Research, when it is made public, is a new creation: a new work with new rights, with the researcher (or a third party) as copyright holder. Copyright indicates what the rights of the researcher are and how third parties may use the work.
If a researcher wants to make the work public, there are several questions that must be answered: how does the researcher want to make the work public? Through a large (or small) publisher? Through Open Access? Here too there is a copyright dimension: can the researcher retain the copyright if so desired?
Below you will find several frequently asked questions by researchers concerning copyright. If your question is not included, contact the Copyright Information Point via email@example.com
Creative Commons is a widely used and accessible type of licence that you can attach to your work. There are six types of Creative Commons licence. When you use a Creative Commons licence, as the copyright holder, you dictate the conditions in which your work may be used by third parties. For all types of Creative Commons licence, it is mandatory to quote the source, and you retain all of your rights to the work.
The website also provides a licence selection tool that you can use to decide which type of licence best suits your situation.
If this is for a quote, then yes, provided you satisfy the legal conditions. If you are unable to rely on the right to quote, you need the copyright holder’s permission. If it is not possible to request permission or permission is not given, you may include a hyperlink to the material.
For advice on specific permission requests or how to phrase a declaration of consent please, contact firstname.lastname@example.org.
Publishers often use their own, standard agreements that they offer to the author for signature. These standard agreements differ from one publisher to another and do not mean that adaptations are not possible. In most cases, the publisher will ask you to transfer your copyright or to grant an extensive licence to your work. In general, as the author, it is best to be aware of the following points before signing the agreement:
- It is wise to retain the right to reuse an article or book chapter in education or research. This prevents a situation where, having signed the publisher agreement, you are no longer able to use the work you have created in your own teaching or research.
- If you are planning to rewrite the work, it is also wise to retain the right to rewrite or adapt the work.
- You should also retain the right to have your publication or, in any event, the author manuscript, included in the institutional repository, RePub. The author manuscript (also referred to as the ‘Submitted Version’ and/or the ‘Version of Record’) is the version you submit to the publisher.

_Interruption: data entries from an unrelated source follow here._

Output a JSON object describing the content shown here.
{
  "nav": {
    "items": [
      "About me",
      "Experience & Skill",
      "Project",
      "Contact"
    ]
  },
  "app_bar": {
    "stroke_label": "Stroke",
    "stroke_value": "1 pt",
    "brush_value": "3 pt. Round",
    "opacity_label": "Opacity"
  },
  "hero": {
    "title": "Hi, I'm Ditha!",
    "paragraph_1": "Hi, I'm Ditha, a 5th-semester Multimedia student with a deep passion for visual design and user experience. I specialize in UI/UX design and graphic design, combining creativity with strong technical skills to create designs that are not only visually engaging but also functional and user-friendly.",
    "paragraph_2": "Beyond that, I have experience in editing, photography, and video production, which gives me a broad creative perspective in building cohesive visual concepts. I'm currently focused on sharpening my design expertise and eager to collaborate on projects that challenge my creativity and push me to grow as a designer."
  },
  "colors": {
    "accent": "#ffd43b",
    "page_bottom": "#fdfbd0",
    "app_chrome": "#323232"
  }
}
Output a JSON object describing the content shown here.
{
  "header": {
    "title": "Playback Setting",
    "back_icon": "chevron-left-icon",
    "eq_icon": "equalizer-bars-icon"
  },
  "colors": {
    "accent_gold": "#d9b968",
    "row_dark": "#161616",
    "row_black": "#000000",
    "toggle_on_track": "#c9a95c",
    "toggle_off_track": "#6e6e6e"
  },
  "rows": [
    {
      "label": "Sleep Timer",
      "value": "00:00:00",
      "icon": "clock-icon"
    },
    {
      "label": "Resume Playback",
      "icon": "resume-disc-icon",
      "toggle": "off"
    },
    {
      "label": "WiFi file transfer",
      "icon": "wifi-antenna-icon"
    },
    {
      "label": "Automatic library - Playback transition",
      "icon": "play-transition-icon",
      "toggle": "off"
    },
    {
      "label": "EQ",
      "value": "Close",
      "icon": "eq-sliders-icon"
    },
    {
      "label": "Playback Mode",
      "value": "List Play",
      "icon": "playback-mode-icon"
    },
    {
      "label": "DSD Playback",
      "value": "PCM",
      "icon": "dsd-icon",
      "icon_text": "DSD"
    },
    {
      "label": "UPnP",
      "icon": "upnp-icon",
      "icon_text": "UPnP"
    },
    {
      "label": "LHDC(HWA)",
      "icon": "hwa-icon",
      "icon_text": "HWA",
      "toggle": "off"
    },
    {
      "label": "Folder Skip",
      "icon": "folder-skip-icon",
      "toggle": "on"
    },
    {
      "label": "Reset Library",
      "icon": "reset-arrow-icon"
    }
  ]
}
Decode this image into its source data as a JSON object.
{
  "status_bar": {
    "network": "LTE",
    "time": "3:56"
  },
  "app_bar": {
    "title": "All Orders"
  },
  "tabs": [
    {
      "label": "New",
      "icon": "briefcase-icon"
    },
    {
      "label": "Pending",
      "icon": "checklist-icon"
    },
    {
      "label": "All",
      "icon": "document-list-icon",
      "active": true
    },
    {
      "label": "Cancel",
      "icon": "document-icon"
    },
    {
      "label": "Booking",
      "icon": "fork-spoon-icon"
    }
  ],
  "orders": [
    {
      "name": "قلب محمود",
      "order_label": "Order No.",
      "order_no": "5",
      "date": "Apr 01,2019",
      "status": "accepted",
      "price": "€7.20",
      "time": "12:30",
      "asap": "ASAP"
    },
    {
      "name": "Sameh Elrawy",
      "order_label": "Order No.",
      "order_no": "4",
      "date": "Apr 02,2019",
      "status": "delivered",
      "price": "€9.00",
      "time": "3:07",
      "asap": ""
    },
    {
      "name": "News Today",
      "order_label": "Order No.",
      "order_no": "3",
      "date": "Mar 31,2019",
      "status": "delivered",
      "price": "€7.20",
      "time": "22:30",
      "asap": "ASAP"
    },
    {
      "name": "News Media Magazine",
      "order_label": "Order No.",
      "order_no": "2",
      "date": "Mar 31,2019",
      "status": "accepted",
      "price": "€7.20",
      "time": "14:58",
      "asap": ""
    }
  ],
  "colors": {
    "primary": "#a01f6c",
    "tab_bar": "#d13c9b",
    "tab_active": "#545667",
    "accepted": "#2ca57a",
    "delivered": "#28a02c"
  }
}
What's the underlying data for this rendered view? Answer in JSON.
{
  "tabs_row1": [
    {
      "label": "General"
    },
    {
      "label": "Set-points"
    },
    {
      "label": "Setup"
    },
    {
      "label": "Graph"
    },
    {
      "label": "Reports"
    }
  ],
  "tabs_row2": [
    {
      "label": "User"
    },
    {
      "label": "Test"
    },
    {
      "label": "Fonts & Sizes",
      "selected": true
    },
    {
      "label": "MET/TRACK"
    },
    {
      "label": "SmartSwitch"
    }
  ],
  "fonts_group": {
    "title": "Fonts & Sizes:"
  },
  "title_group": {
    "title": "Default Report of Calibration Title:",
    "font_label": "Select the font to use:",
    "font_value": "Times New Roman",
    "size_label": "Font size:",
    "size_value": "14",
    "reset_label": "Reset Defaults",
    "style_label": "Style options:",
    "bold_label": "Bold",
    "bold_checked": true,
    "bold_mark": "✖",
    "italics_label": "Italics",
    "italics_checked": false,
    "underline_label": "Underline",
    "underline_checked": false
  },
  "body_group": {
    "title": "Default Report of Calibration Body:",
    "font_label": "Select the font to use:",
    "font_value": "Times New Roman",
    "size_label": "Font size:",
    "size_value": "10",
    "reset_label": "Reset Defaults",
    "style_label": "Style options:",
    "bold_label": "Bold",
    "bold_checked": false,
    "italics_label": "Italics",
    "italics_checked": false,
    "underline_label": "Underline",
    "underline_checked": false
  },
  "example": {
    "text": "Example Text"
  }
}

- If the work is a scientific article, it is wise to retain the right to distribute the article among your colleagues.
For legal advice on assessing the agreement with the publisher etc, contact email@example.com.
The EUR has an Open Access policy. You can read more about Open Access and EUR policy here.
If you wish to publish in a particular journal on an Open Access basis, before doing so, you should always check in the Erasmus Journal Browser whether the publication costs are covered by the general agreements between EUR and/or the VSNU and the publisher.
The right to quote does allow you to copy an image, passage of text or part of an audio(visual) work without the copyright holder’s permission for non-commercial purposes, provided the following legal conditions are met:
- The work quoted from has been legally published.
- The quote serves to support the content of your work and not to embellish or ameliorate your work.
- You may not copy any more than is strictly necessary. Images may, of course, be quoted in their entirety.
- No changes may be made to the quote.
- The source must be clearly quoted.
There are a number of online sources of copyright-free material. However, to be sure, always check the applicable conditions. Some widely used sources are:
- Wikimedia Commons – a database of over 45 million freely available media files, such as videos, audio clips and images.
- Pixabay – a website with over a million freely available, high-resolution photos, illustrations, graphical images and videos.
- Creative Commons search – a website designed specifically for searching for material subject to a Creative Commons licence.
- Europeana Collections – a digital platform, partly financed by the EU, for sharing cultural heritage. The collection offers access to more than 50 million digitised items.
- Metropolitan Museum of Art – Since the start of 2017, the Met has made a multitude of public domain works available on its website on an open access basis.
- The British Library – via Flickr, this museum has published over a million images that may be freely used.